- Born: 17 December 1970 (age 55)
- Occupations: Social Activist, Philanthropist
- Known for: Founder of Sarim Burney Welfare Trust International
- Notable work: Advocacy for human rights, particularly for women and children

= Sarim Burney =

Pakistani social activist and philanthropist

Sarim Burney is a Pakistani human rights activist and philanthropist, known as the founder of Sarim Burney Welfare Trust International, advocating for human rights, especially of women and children.
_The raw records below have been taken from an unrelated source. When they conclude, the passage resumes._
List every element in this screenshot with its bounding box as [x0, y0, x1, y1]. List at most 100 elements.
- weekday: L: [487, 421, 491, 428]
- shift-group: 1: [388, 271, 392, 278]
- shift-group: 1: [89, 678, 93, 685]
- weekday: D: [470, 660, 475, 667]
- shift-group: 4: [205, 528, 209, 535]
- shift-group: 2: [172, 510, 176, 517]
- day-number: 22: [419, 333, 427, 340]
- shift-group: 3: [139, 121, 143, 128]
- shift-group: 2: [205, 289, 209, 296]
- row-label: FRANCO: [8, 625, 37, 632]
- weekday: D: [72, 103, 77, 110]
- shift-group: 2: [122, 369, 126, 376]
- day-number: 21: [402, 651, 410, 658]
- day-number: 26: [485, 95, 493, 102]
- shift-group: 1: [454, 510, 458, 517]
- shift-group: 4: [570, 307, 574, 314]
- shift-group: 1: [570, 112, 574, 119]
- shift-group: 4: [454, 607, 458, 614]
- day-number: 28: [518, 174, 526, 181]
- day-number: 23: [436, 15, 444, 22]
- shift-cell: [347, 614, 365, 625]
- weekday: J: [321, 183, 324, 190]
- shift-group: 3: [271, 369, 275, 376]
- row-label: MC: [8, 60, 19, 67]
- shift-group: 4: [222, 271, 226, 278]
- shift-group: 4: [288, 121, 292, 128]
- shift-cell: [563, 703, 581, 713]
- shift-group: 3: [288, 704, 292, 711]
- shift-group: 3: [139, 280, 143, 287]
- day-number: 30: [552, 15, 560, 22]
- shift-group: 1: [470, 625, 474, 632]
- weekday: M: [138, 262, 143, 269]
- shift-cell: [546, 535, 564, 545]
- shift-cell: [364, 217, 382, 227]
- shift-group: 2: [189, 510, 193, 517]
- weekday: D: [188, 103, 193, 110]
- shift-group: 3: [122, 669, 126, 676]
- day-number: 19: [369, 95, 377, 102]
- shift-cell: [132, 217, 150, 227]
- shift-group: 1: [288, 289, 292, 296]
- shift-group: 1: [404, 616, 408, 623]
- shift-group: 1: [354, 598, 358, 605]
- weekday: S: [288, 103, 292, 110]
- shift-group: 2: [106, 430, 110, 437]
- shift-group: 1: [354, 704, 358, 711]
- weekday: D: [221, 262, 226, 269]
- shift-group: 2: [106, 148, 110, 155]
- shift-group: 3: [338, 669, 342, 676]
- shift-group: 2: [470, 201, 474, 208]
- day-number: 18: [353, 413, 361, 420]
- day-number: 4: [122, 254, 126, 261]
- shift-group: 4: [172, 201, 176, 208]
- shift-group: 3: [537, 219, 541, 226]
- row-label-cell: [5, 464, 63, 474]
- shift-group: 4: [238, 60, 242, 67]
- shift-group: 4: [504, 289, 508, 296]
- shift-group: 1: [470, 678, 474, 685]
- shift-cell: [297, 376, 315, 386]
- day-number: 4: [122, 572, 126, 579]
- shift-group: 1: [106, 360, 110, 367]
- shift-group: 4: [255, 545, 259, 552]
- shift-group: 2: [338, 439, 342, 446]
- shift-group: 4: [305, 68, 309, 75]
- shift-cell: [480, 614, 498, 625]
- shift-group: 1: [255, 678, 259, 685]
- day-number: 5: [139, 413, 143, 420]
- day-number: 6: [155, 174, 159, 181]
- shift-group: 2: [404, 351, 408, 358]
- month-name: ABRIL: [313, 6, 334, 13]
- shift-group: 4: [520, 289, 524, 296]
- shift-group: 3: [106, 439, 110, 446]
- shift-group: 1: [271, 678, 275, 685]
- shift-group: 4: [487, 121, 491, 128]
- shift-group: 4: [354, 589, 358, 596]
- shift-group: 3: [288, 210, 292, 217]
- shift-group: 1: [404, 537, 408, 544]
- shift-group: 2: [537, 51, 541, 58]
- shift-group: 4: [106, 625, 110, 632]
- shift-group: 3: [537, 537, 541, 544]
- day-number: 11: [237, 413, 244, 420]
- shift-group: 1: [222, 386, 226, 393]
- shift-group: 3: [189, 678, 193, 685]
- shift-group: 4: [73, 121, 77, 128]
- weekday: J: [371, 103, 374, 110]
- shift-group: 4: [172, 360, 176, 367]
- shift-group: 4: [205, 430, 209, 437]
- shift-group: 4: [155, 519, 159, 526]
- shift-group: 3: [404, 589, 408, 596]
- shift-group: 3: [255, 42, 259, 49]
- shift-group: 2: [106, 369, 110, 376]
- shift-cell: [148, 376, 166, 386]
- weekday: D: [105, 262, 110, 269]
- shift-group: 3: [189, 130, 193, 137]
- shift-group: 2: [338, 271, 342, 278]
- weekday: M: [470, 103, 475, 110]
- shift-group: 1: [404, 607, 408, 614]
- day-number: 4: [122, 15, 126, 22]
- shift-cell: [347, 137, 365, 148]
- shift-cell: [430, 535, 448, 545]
==Sarim Burney Welfare Trust International==
In 1990, Burney founded Sarim Burney Welfare Trust International. The Trust has been at the forefront of addressing critical issues such as human trafficking while also supporting the rights of women and children, providing disaster relief, and legal aid. The Trust has provided tangible support, including financial assistance to persons with disabilities and programs to facilitate social integration.

==Notable work==
Burney's work has been particularly notable in rescuing child camel jockey and establishing a database to document human rights abuses. The Trust has played an essential role in providing shelter and support to victims of exploitation. His global advocacy efforts have focused on defending the rights of prisoners, particularly those who have been wrongly accused and lack legal representation.

==Controversies==
Sarim Burney faced a major controversy when he was arrested by the Federal Investigation Agency (FIA) in Karachi on charges of human trafficking. The arrest was made following a complaint by the US government. Burney was detained after arriving in Karachi from the United States.

==Personal life==
Sarim Burney is the brother of Ansar Burney, another prominent philanthropist who also served as the caretaker Federal Minister for Human Rights in Pakistan in 2007 and 2008. However, differences have arisen between the Burney brothers, particularly over a televised exchange controversy in 2012.